INSKEEP: OK. I think we're getting toward the change here. If you're watching TV, you're just watching a program, for the most part. You might be doing something more with an iPad or with a computer or with a smartphone. So what's the difference? And how big is the difference?
KAMENETZ: Well, so, for babies younger than 18 months, the AAP still says that no screens at all are ideal - with one notable exception, and that is live video chat, so the Skyping-with-Grandma effect. Studies show that, you know, upwards of 90 percent of parents are taking advantage of video chat, and they believe that it doesn't count. We don't have necessarily gold-standard evidence that that's true.

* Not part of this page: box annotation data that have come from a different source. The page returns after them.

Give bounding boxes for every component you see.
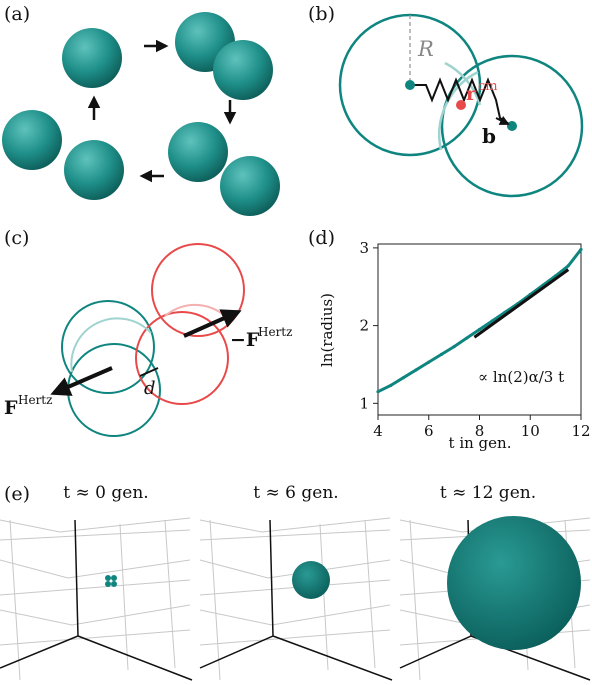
b-vector-arrow	[495, 115, 510, 125]
cell-center-left	[405, 80, 415, 90]
reference-line	[473, 268, 570, 339]
cell-sphere	[213, 40, 273, 100]
x-tick-label: 12	[571, 422, 590, 440]
series-point	[452, 345, 456, 349]
time-label-0: t ≈ 0 gen.	[63, 483, 148, 503]
rcm-symbol: r	[466, 83, 477, 105]
force-left-superscript: Hertz	[18, 393, 52, 407]
cell-sphere	[220, 156, 280, 216]
grid-box-6	[199, 517, 393, 681]
d-symbol: d	[144, 378, 156, 399]
panel-a-label: (a)	[4, 3, 30, 25]
series-point	[401, 376, 405, 380]
series-point	[389, 383, 393, 388]
x-tick-label: 4	[373, 422, 383, 440]
grid-box-0	[0, 517, 193, 681]
series-point	[490, 319, 494, 323]
time-label-12: t ≈ 12 gen.	[440, 483, 536, 503]
x-ticks: 4 6 8 10 12	[373, 415, 591, 440]
y-tick-label: 1	[359, 394, 369, 412]
radius-symbol: R	[417, 37, 434, 61]
x-axis-label: t in gen.	[449, 434, 512, 452]
cell-sphere	[64, 140, 124, 200]
force-right-superscript: Hertz	[258, 325, 292, 339]
series-point	[465, 336, 469, 340]
overlap-arc	[438, 70, 479, 151]
panel-a-cell-cycle	[2, 12, 280, 216]
force-right-symbol: −F	[230, 329, 260, 351]
force-left-symbol: F	[4, 397, 18, 419]
b-symbol: b	[482, 124, 496, 148]
overlap-d-line	[139, 367, 159, 377]
panel-b-cell-pair: R r cm b	[338, 13, 584, 198]
cell-center-right	[507, 121, 517, 131]
panel-b-label: (b)	[308, 3, 335, 25]
x-tick-label: 10	[521, 422, 540, 440]
cell-cluster-large	[447, 516, 581, 650]
spring-icon	[410, 77, 513, 127]
y-tick-label: 3	[359, 239, 369, 257]
panel-d-label: (d)	[308, 227, 335, 249]
panel-c-label: (c)	[4, 227, 29, 249]
x-tick-label: 8	[475, 422, 485, 440]
panel-e-label: (e)	[4, 483, 30, 505]
cell-outline-red	[151, 243, 245, 337]
y-ticks: 1 2 3	[359, 239, 378, 412]
series-point	[579, 247, 583, 252]
cell-cluster-medium	[292, 561, 330, 599]
overlap-arc	[70, 317, 152, 373]
cell-outline-red	[135, 311, 229, 405]
cell-sphere	[62, 28, 122, 88]
y-axis-label: ln(radius)	[318, 293, 336, 367]
cell-outline-right	[440, 54, 584, 198]
cell-sphere	[168, 122, 228, 182]
series-point	[376, 390, 380, 394]
series-point	[439, 352, 444, 356]
x-tick-label: 6	[424, 422, 434, 440]
series-point	[477, 327, 482, 332]
reference-annotation: ∝ ln(2)α/3 t	[478, 368, 564, 386]
y-tick-label: 2	[359, 317, 369, 335]
force-arrow-right	[183, 309, 242, 338]
series-point	[566, 264, 570, 268]
force-arrow-left	[50, 366, 113, 396]
center-of-mass-dot	[456, 100, 466, 110]
series-point	[427, 360, 431, 364]
rcm-superscript: cm	[478, 79, 498, 94]
cell-cluster-small	[105, 575, 117, 587]
cell-outline-teal	[61, 300, 155, 394]
series-point	[414, 368, 418, 372]
time-label-6: t ≈ 6 gen.	[253, 483, 338, 503]
panel-c-hertz-forces: d F Hertz −F Hertz	[4, 243, 292, 437]
cell-sphere	[2, 110, 62, 170]
growth-chart: 4 6 8 10 12 123 ∝ ln(2)α/3 t t in gen. ln(ra…	[318, 239, 591, 452]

But there are some small observational studies that show that tiny infants as young as 6 months can actually get something out of a social back and forth over a video screen, provided that there's a caregiver in the room sort of helping facilitate that.
INSKEEP: OK. So let's see if we can understand a little bit better what these rules are. Don't use a screen as a babysitter. Don't use a TV, for example, as a babysitter. But you can do things where you interact?
KAMENETZ: Right. So moving on - if you - you know, so under the 15-month level, you really - you want to avoid everything except possibly video chatting. Fifteen months to 2 years, there are some very small studies that show that toddlers can learn, for example, new words from an educational video but if and only if there is a caregiver in the room that is helping them interpret what they see on the screen.
INSKEEP: Oh, so I can use the screen as a tool. I just shouldn't leave the kid alone with the screen.
KAMENETZ: That's exactly right. So the new AAP guideline - the bottom line is going from no screens under age 2 to avoid solo media use under age 2.
INSKEEP: Have a person there somewhere.
KAMENETZ: Yeah, that's really the focus here.
INSKEEP: Anya, thanks for the update.
KAMENETZ: Thanks, Steve.
INSKEEP: That's Anya Kamenetz of NPR's Ed team.